US job additions take total above pre-recession peak
The labour market appears to have defrosted. According to nonfarm payroll figures released today, the US added a seasonally adjusted 217,000 jobs in May.
That's just 1,000 lower than the 218,000 additions that economists had forecast for this month. According to the Bureau for Labour Statistics that takes the total number jobs above their pre-recession peak.
Total US employment now stands 98,000 above its January 2008 peak, setting a new all-time high. Of course, this high isn't population (let alone demographics) adjusted.
Last month's additions have been revised down slightly, from 288,000 to 282,000. For now, the pace of monthly job creation seems to be solidly above the 200,000 mark.

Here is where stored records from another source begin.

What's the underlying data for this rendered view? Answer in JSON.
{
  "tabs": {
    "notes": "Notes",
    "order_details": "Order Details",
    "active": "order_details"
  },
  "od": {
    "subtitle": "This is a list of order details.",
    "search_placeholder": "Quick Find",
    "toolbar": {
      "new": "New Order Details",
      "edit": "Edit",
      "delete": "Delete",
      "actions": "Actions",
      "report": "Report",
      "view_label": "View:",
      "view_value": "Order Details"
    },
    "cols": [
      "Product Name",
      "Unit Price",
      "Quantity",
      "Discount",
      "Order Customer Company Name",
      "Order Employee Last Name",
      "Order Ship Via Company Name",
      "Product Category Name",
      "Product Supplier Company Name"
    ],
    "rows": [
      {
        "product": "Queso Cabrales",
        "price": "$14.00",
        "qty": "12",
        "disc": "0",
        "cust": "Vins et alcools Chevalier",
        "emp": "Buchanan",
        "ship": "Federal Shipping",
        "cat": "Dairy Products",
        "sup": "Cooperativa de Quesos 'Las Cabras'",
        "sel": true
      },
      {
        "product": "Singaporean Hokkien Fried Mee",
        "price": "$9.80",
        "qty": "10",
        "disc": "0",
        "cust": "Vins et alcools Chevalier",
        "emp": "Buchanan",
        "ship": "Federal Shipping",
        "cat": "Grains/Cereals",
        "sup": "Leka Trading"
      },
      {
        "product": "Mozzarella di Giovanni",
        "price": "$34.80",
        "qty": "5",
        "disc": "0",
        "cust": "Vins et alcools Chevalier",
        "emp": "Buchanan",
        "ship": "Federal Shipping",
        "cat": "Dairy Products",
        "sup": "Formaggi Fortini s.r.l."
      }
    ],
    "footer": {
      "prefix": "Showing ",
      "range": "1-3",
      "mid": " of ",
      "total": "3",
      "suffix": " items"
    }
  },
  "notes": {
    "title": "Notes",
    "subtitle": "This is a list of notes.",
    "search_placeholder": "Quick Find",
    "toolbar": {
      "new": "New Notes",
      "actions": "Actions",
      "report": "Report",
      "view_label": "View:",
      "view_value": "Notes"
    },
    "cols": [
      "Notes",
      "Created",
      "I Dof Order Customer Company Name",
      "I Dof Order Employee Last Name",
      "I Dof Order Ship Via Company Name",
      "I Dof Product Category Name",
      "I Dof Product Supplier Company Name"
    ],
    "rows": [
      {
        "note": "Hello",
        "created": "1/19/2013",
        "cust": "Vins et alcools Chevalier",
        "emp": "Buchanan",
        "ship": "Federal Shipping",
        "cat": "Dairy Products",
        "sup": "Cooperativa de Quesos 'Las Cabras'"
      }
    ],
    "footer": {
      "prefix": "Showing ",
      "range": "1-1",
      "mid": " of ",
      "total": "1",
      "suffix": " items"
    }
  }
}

Paul Ashworth, chief US economist at Capital Economics, says that monthly gains at that level "will certainly allow the Fed to stick to its QE tapering plans this year." The headline unemployment rate remains unchanged, stuck at 6.3 per cent having fallen sharply earlier this year.
Ashworth sees the reduction in unemployment triggering a significant pick-up in US wage growth soon, such that it will become one of the big economic stories in the second half of this year.
Berenberg's chief UK economist, Rob Wood, agrees that this changes nothing for the tapering outlook. "The Fed has, rightly in our view, put the disappointing first quarter data down to weather trouble," says Wood, "we look for the Fed to continue cutting bond buying by $10bn at each meeting until stopping purchases in October."